Grace Perry ’19, who graduated magna cum laude with a degree in sociology and minors in Spanish and journalism, has received a Fulbright research grant to conduct sociological research in Montevideo, Uruguay.
Perry’s project in Uruguay is modeled after her senior thesis, in which she partnered with a group of trans students on the CC campus to explore their daily, lived experiences, and identify spaces where they confronted exclusion and erasure on campus.
Perry, of Washington, D.C., notes that in 2018 Uruguay passed one of the most progressive pieces of trans legislation in the world, the Ley Integral Para Personas Trans, which she says will likely inform other country’s LGBTQ policy deliberations in the coming decades.
“We will use a qualitative research methodology to unpack my partners’ daily, lived experiences and identify actionable solutions to the issues they continue to face,” says Perry. In addition to Unión Trans, she also has identified an academic affiliate, a professor at Universidad Católica del Uruguay in the Department of Political and Social Sciences, who specializes in the study of social inequities and public policy. “She will help us translate our research findings for a political audience, in the hopes of informing future legislative conversations,” Perry says.
Perry has worked for the University of Utah since graduating from Colorado College. She began as a qualitative research analyst with the Division of Epidemiology, where she worked on a variety of projects, including effective interventions in addressing veteran opioid dependence and child and family experiences in the Pediatric Intensive Care Unit. Last fall, she became the study coordinator for Pediatric Hospital Medicine and devotes most of her time to a Patient Centered Outcomes Research Institute grant, aimed at alleviating health disparities in children with asthma.

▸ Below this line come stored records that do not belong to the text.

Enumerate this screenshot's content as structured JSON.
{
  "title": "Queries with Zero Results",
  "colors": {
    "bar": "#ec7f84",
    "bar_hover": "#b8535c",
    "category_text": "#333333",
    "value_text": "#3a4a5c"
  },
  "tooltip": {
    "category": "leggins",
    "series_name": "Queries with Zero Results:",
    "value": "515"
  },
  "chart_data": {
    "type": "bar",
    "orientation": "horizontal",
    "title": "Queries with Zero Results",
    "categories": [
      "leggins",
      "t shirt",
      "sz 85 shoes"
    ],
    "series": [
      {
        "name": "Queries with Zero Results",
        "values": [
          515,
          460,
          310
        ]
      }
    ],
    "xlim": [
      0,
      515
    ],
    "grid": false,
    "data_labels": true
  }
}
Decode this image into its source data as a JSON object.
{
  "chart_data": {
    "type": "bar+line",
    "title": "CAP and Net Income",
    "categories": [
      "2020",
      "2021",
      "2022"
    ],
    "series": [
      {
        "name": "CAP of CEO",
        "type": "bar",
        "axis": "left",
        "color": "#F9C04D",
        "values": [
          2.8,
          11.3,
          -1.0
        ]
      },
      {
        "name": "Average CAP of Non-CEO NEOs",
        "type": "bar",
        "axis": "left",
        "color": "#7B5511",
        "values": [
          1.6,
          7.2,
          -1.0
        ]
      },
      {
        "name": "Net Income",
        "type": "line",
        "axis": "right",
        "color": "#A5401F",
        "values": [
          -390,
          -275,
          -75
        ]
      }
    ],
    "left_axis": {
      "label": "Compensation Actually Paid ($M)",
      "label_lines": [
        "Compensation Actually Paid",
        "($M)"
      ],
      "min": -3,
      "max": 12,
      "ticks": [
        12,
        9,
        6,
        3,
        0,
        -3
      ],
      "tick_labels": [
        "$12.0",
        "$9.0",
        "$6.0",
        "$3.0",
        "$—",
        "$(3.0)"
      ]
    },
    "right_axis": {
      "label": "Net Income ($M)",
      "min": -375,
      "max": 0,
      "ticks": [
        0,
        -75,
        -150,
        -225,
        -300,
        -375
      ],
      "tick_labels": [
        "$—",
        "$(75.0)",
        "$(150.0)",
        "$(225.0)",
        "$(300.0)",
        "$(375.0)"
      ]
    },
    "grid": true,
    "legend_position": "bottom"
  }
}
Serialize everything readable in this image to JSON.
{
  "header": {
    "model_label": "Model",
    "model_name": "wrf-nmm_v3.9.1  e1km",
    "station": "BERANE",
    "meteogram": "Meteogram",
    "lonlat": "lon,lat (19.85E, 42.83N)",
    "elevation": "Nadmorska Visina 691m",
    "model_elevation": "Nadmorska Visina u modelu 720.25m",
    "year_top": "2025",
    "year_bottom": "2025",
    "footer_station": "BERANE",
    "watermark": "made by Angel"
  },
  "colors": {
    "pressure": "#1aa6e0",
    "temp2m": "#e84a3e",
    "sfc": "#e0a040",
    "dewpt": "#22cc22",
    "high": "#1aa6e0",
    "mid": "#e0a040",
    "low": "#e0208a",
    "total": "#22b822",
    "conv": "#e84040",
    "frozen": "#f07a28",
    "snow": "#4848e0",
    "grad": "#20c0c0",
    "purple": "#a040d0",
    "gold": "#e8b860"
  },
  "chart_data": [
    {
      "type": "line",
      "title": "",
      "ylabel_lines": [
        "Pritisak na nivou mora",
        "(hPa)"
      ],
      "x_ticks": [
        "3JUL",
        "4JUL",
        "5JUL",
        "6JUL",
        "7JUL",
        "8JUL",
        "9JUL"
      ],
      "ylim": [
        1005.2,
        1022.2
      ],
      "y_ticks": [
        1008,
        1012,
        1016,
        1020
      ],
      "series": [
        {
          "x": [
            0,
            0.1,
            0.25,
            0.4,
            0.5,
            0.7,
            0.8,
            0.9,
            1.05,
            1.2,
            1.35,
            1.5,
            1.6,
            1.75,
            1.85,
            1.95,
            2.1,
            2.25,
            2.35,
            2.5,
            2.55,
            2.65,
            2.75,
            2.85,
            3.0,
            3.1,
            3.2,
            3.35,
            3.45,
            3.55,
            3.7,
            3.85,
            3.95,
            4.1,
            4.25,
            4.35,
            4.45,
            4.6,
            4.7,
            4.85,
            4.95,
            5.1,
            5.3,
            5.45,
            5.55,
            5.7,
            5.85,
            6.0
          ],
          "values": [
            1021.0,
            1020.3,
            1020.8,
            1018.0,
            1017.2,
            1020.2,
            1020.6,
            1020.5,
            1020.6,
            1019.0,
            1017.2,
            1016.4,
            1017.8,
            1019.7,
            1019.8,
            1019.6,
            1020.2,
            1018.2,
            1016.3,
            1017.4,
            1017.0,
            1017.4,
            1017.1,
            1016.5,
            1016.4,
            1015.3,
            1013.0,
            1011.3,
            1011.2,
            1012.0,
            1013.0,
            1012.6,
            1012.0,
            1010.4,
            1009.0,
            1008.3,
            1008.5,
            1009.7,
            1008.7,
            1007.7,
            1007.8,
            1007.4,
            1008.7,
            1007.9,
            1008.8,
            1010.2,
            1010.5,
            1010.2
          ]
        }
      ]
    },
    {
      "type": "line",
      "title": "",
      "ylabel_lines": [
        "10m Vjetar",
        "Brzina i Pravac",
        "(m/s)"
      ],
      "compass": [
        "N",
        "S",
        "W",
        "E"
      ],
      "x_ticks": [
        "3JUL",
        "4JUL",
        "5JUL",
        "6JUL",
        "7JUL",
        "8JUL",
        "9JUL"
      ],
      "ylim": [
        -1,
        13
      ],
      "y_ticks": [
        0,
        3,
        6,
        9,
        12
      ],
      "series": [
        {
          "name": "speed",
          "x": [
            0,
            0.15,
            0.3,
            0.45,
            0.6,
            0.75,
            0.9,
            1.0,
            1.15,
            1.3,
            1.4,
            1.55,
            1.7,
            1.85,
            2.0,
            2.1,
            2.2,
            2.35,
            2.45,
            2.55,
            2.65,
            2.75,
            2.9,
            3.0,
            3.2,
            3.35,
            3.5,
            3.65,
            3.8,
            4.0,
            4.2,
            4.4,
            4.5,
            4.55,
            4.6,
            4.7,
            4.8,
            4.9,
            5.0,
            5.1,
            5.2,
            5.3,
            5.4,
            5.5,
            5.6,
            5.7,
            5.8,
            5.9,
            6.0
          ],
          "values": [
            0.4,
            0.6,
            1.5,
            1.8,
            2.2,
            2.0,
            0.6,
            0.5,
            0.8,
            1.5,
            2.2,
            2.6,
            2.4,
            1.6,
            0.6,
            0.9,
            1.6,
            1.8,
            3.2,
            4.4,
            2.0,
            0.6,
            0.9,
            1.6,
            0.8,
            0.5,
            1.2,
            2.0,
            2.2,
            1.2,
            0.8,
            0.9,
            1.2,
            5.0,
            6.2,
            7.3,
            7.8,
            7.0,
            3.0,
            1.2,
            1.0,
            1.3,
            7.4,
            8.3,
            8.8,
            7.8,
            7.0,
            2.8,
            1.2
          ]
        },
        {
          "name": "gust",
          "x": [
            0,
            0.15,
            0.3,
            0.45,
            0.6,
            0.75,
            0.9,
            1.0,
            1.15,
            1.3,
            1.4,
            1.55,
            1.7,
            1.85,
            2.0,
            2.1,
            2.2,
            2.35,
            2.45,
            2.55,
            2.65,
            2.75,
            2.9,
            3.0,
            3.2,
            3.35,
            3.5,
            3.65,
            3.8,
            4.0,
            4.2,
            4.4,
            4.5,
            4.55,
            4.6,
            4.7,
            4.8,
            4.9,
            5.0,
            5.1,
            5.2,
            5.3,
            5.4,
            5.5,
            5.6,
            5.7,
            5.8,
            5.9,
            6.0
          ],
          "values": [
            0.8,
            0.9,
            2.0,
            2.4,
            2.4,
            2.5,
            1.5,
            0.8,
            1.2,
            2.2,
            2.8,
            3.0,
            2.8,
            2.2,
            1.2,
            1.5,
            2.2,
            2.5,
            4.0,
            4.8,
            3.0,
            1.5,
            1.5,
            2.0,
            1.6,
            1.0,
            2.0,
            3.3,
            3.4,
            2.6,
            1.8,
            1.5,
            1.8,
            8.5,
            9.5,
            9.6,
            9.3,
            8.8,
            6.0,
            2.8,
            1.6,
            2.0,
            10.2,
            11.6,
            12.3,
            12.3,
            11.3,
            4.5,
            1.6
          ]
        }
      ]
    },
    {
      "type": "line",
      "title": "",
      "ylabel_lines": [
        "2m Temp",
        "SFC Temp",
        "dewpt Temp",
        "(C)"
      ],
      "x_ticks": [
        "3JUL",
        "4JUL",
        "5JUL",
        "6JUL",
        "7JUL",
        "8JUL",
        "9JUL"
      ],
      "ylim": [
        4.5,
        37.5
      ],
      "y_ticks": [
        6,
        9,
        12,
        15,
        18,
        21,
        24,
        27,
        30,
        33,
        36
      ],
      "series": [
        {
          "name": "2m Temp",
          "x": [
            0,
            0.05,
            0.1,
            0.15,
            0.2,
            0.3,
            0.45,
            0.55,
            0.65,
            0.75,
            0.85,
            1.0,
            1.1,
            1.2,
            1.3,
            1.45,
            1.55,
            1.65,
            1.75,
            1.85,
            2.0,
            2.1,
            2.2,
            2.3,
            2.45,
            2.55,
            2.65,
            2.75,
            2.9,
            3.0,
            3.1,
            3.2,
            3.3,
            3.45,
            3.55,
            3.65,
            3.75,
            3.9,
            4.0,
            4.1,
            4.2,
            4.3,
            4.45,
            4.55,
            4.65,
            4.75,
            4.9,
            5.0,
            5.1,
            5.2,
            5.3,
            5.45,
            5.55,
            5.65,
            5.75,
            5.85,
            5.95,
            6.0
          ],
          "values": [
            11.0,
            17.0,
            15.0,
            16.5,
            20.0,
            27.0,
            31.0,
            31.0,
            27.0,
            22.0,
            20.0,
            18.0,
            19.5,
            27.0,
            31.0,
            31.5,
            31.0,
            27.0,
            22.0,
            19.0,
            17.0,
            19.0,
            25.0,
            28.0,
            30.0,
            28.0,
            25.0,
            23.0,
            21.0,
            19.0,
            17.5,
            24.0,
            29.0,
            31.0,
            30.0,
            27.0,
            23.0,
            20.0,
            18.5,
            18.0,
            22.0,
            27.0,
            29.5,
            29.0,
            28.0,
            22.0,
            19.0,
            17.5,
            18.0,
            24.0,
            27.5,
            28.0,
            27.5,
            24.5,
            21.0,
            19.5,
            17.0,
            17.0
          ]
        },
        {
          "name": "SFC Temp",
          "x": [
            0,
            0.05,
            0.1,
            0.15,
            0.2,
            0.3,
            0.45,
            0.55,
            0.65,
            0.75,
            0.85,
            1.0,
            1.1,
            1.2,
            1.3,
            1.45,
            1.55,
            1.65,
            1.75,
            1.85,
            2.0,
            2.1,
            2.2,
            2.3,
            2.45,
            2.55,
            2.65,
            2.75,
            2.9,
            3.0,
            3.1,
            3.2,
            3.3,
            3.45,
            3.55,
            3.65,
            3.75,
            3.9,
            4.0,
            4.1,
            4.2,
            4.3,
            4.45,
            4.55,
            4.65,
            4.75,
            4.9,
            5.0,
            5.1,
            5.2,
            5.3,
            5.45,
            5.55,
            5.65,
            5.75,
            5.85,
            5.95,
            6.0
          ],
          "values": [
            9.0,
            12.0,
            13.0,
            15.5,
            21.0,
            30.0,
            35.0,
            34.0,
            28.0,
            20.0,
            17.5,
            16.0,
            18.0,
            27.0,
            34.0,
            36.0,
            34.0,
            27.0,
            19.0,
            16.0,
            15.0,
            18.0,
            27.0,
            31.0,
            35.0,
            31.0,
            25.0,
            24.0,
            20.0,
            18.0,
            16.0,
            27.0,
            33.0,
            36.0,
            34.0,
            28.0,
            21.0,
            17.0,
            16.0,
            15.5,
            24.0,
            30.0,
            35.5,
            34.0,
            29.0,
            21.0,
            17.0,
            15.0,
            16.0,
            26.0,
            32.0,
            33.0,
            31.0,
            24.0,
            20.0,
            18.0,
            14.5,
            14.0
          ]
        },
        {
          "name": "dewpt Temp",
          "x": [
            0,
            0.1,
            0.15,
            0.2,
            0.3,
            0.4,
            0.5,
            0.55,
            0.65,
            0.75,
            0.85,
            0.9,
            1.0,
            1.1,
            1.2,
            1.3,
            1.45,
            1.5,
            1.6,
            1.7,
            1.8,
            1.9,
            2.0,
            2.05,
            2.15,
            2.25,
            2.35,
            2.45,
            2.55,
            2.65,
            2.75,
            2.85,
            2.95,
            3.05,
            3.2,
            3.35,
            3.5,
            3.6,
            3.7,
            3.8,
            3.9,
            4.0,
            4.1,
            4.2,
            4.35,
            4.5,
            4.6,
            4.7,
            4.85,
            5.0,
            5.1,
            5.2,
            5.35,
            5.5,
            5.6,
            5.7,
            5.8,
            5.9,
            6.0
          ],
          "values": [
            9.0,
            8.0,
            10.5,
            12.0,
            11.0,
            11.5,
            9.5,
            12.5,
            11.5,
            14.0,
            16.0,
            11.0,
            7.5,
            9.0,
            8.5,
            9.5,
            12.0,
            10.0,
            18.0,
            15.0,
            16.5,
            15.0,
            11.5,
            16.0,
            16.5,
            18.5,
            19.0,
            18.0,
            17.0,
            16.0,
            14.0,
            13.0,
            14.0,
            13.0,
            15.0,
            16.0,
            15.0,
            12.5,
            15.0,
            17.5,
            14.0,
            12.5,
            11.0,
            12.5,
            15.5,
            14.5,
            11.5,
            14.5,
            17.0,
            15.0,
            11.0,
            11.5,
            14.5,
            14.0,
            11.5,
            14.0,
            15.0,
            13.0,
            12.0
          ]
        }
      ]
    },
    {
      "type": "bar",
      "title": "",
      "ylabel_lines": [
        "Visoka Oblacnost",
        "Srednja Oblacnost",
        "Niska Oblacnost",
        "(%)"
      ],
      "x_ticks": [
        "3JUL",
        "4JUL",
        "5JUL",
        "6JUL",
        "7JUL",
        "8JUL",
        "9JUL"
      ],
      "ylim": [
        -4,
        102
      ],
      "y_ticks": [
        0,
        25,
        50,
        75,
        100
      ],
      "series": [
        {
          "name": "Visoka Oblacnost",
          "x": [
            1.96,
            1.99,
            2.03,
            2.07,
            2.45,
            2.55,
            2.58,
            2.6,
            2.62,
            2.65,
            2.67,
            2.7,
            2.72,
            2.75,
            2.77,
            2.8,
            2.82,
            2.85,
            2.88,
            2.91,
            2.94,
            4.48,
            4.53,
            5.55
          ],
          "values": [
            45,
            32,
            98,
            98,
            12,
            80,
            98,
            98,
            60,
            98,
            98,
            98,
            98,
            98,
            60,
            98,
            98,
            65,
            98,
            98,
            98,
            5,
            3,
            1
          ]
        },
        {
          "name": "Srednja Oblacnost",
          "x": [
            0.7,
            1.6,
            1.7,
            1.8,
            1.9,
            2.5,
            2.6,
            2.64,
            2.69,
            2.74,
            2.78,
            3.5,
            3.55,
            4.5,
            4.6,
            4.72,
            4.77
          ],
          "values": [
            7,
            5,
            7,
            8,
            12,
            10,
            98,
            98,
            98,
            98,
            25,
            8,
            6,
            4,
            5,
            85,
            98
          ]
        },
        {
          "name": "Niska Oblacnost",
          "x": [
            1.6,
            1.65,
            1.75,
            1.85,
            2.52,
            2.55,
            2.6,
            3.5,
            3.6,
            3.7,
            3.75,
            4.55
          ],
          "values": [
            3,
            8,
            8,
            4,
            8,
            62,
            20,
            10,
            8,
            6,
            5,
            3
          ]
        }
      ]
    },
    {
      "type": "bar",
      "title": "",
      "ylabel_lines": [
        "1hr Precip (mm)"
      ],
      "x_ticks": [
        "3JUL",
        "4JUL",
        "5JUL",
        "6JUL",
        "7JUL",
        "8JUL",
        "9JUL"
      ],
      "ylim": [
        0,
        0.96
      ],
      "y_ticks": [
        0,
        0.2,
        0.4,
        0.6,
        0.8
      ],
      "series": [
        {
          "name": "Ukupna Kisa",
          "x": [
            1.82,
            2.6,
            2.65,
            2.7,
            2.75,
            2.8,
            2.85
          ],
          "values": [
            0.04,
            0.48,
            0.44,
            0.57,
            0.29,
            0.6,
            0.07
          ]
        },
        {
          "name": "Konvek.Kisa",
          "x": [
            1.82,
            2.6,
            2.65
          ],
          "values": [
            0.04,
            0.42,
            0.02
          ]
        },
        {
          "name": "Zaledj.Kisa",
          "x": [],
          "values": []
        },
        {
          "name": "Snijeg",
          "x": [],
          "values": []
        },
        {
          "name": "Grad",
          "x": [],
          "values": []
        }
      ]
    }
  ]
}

Perry, a member of the Phi Beta Kappa honor society, was inducted into Alpha Kappa Delta, an international sociology honor society, and Phi Sigma Iota, an international language honor society, says she hopes to one day pursue a career centered around community-engaged, participatory research, aimed at informing public policy and directing legislative dialogue.
“Social science has a history of engaging in colonial practices, wherein researchers’ expertise is of higher value than their participants’. Therefore, I seek to ground all my work in partnerships with existing community organizations, in an effort to democratize research,” she says. “As a member of the LGBTQ community, this research is also deeply personal, and I hope to utilize what I learn from my research partners in Uruguay to advocate for LGBTQ rights across the United States in the coming years.”